For Bakehouse, we define four key groups:

• Analysts – Query data, but PII masked.
• Data scientists – Build models, need full review text.
• Finance – Access to raw sales + supplier data.
• Compliance – Audit visibility across all domains.

Go to Settings → Identity and Access → Create the above groups.

Once the groups are created, enable the workspaces in the entitlements of each group.

Once the groups are linked to workspaces, we can grant access to groups based on the schema and tables.

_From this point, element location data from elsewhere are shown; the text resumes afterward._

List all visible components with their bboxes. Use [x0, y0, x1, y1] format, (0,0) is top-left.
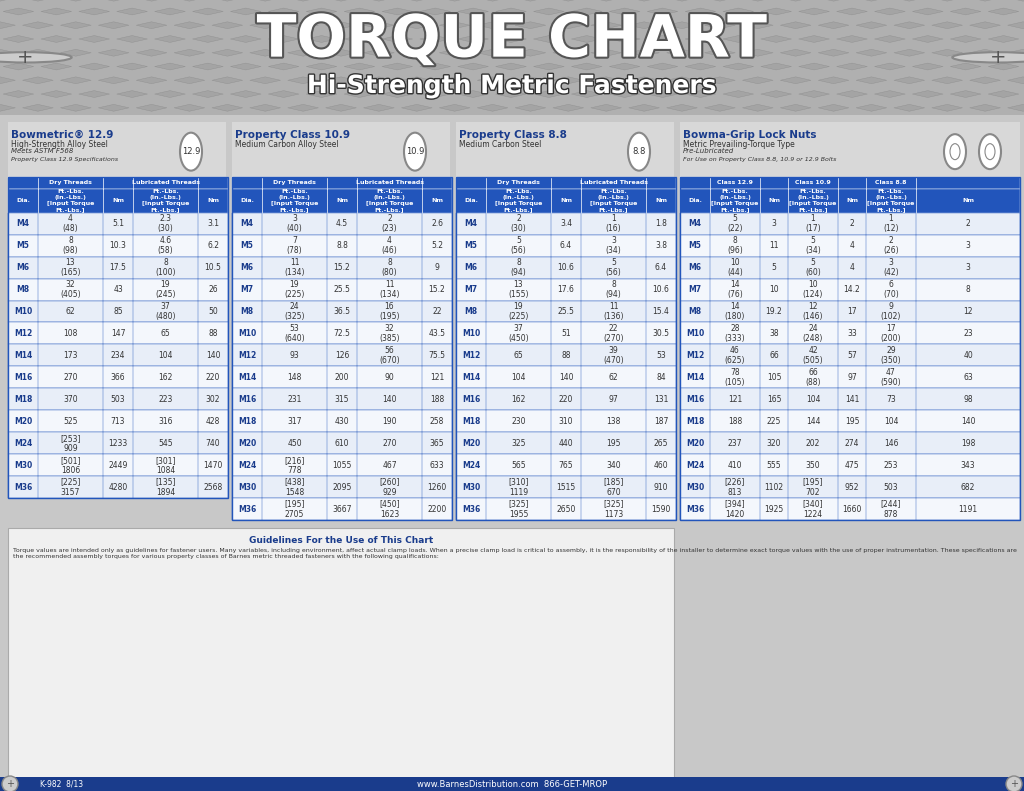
Text: 23: 23 — [964, 329, 973, 338]
Text: [310]
1119: [310] 1119 — [508, 478, 528, 497]
Text: 3: 3 — [771, 219, 776, 228]
Bar — [8, 301, 228, 323]
Text: 10.6: 10.6 — [652, 285, 670, 294]
Text: 162: 162 — [159, 373, 173, 382]
Bar — [680, 235, 1020, 256]
Text: 1
(16): 1 (16) — [605, 214, 622, 233]
Polygon shape — [629, 49, 659, 56]
Polygon shape — [837, 91, 867, 97]
Text: Dia.: Dia. — [240, 198, 254, 203]
Polygon shape — [894, 104, 925, 112]
Text: 10.9: 10.9 — [406, 147, 424, 156]
Text: 14.2: 14.2 — [844, 285, 860, 294]
Polygon shape — [193, 36, 223, 43]
Text: 2.3
(30): 2.3 (30) — [158, 214, 173, 233]
Text: 237: 237 — [728, 439, 742, 448]
Text: 258: 258 — [430, 417, 444, 426]
Text: 315: 315 — [335, 395, 349, 404]
Polygon shape — [439, 49, 470, 56]
Bar — [680, 323, 1020, 344]
Text: 3.8: 3.8 — [655, 241, 667, 250]
Text: 22
(270): 22 (270) — [603, 324, 624, 343]
Text: 187: 187 — [653, 417, 669, 426]
Text: 220: 220 — [206, 373, 220, 382]
Polygon shape — [250, 77, 281, 84]
Polygon shape — [3, 63, 34, 70]
Text: 13
(165): 13 (165) — [60, 258, 81, 277]
Polygon shape — [250, 104, 281, 112]
Polygon shape — [950, 63, 981, 70]
Polygon shape — [629, 22, 659, 28]
Bar — [456, 213, 676, 235]
Polygon shape — [667, 77, 697, 84]
Text: 75.5: 75.5 — [428, 351, 445, 360]
Polygon shape — [932, 0, 963, 1]
Polygon shape — [60, 22, 91, 28]
Text: 22: 22 — [432, 307, 441, 316]
Polygon shape — [534, 8, 564, 15]
Polygon shape — [193, 91, 223, 97]
Polygon shape — [230, 63, 261, 70]
Text: 430: 430 — [335, 417, 349, 426]
Polygon shape — [534, 91, 564, 97]
Text: 3
(34): 3 (34) — [605, 236, 622, 255]
Text: 1470: 1470 — [204, 461, 222, 470]
Bar — [680, 411, 1020, 433]
Polygon shape — [306, 91, 337, 97]
Text: M24: M24 — [686, 461, 705, 470]
Text: 460: 460 — [653, 461, 669, 470]
Text: 17.5: 17.5 — [110, 263, 126, 272]
Polygon shape — [609, 36, 640, 43]
Polygon shape — [344, 8, 375, 15]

GRANT SELECT ON TABLE bakehouse.reviews.customer_feedback TO `analyst_group`;

GRANT SELECT ON SCHEMA bakehouse.reviews TO `ds_group`;

GRANT SELECT ON TABLE bakehouse.sales.transactions TO `ds_group`;

GRANT SELECT ON SCHEMA bakehouse.sales TO `finance_group`;

GRANT SELECT ON SCHEMA bakehouse.supplier TO `finance_group`;

GRANT SELECT ON CATALOG bakehouse TO `compliance_group`;

Step 4: Apply Fine-Grained Security

Unity Catalog supports column masking and row filters, enabling access per role groups.

Mask customer emails for analysts:

CREATE OR REPLACE VIEW bakehouse.reviews.customer_feedback_masked AS

SELECT

 *,

 CASE

   WHEN is_account_group_member('analyst_group') THEN '[MASKED]'

   ELSE review

 END AS customer_email_masked

FROM bakehouse.reviews.customer_feedback;

Step 5: Lineage and Metadata

Now that we’ve created the Bakehouse catalog and registered our schemas and tables, the next step is to explore them in the Catalog Explorer. This is where Unity Catalog starts to show its real power; it’s not just about storing tables, it’s about making data + metadata easily discoverable and governed in one place.

When you navigate through the Catalog Explorer in the Databricks UI, you’ll notice that each table comes with a rich set of metadata. This includes technical details like column names, data types, owners, and creation history, as well as descriptions that help teams understand what the dataset is for. What’s new with Unity Catalog is that these descriptions can also be AI-driven — automatically generating human-readable explanations of what a table contains.

Another key feature you’ll find is the Lineage tab. This gives you a visual map of how data flows across the platform, from ingestion pipelines into Delta tables, through transformations and joins, and all the way downstream into dashboards or machine learning models.

Conclusion

Unity Catalog treats data as product by unifying data (tables, models, files) with metadata (permissions, lineage, classifications, and policies), UC ensures that every dataset is discoverable, trustworthy, and consumable across the organization.

In the Bakehouse example, we saw how reviews, sales, and supplier data could be packaged as governed products, each with clear ownership, access rules, and built-in safeguards like masking and row filters. Analysts consume curated reviews, Finance audits raw transactions, and Compliance monitors lineage, all from the same governed layer.